Tuesday, January 22, 2013

The Spirit of the Law



The Spirit of the Law

January 23, 2013
Wednesday of the Second Week in Ordinary Time

By Colleen O'Sullivan  

Jesus entered the synagogue.  There was a man there who had a withered hand.  They watched Jesus closely to see if he would cure on the sabbath so that they might accuse him.  He said to the man with the withered hand, “Come up here before us.”  Then he said to the Pharisees, “Is it lawful to do good on the sabbath rather than to do evil, to save life rather than to destroy it?”  But they remained silent.  Looking around at them with anger and grieved at their hardness of heart, Jesus said to the man, “Stretch out your hand.”  He stretched it out and his hand was restored.  The Pharisees went out and immediately took counsel with the Herodians against him to put him to death.  (Mark 3:1-6)

Piety

Lord, let me be like you, always concerned about doing the loving thing.

Study

The Pharisees had totally lost sight of why God gave his Law to his people.  By Jesus’ time, people had added reams of restrictions and regulations to the Law.  These additions had been around a long time and the religious leaders had forgotten they didn’t come from God and didn’t carry the same weight as God’s commandments.  The Pharisees made it their business to hold everyone’s feet to the fire on all of it, whether given by God or added by human beings.
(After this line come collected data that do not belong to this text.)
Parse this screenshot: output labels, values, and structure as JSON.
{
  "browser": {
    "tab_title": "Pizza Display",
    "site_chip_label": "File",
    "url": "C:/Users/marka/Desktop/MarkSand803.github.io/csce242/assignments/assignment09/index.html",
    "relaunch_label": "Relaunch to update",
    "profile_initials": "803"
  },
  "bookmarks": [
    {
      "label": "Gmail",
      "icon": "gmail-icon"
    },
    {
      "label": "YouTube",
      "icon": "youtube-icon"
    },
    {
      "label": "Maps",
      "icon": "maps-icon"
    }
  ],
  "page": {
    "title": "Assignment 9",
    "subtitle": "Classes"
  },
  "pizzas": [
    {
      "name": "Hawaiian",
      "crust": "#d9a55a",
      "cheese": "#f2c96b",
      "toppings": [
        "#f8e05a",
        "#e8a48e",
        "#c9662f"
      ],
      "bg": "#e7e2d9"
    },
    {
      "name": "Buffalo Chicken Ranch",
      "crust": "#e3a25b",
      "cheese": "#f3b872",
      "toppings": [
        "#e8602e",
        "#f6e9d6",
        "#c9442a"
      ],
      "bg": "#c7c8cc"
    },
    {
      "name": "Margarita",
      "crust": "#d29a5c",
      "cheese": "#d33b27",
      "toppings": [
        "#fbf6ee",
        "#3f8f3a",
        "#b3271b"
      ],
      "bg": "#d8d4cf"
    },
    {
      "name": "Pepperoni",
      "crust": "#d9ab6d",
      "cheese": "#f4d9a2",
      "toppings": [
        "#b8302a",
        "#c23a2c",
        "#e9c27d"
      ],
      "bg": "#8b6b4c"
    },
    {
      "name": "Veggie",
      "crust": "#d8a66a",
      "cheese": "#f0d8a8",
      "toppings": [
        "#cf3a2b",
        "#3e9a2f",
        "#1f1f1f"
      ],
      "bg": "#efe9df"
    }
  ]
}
God gave us his Law out of love.  It’s not meant to be a burden or a drag on our lifestyles.  The Law is designed to draw us closer to God, to show us how to love and honor our Creator and how to love our brothers and sisters.  Far from seeing the Law as a gift of love from God, however, the Pharisees instead misused it as their tool for wielding power and control over others.

Power is an insidious thing.  It goes to our heads so easily.  In spite of their “religious” talk, the Pharisees had forgotten who the Lord was and had become lords of their own lives.  They didn’t act out of love for God’s people.  They liked people fearing them.  Jesus absolutely enraged them with all his talk of love and forgiveness and his healing people on the sabbath.  Who did this upstart carpenter’s son from a nowhere place like Nazareth think he was?  In the synagogue in today’s reading, Jesus shows them up. He breaks with tradition in order to reclaim the Law’s cornerstone, God’s overwhelming love for us.  What could they say when he asked them, “Is it lawful to do good on the sabbath rather than to do evil, to save life rather than to destroy it?”

Their public humiliation seals Jesus’ fate.  The Pharisees immediately forge a bond with their enemies, the Herodians, to put the Lord to death.

Action

The Pharisees have seemingly forgotten that God is Lord.  Being lord of their own lives, and certainly attempting to be lord over other people’s, won’t work out in the long run, but it’s momentarily gratifying.  They’ve forgotten that they have enjoyed God’s love and forgiveness themselves.  They’ve lost sight of the nature of God’s Law, a lovingly bestowed gift.

I’d like to say that, like Jesus, I’m angered and grieved at people who show such hardness of heart, but I’d be pointing a finger at myself.  I know all about thinking I’m in control of the show when it comes to my life.  I can forget in a heartbeat all the times God has forgiven my sins or healed my wounds.  I can become like the Pharisees in a nanosecond, pointing an accusing finger at someone else and enjoying that brief feeling of superiority.

Let’s all pray that God will forgive those moments in our lives and will give us the grace to share with others the love God has shown us.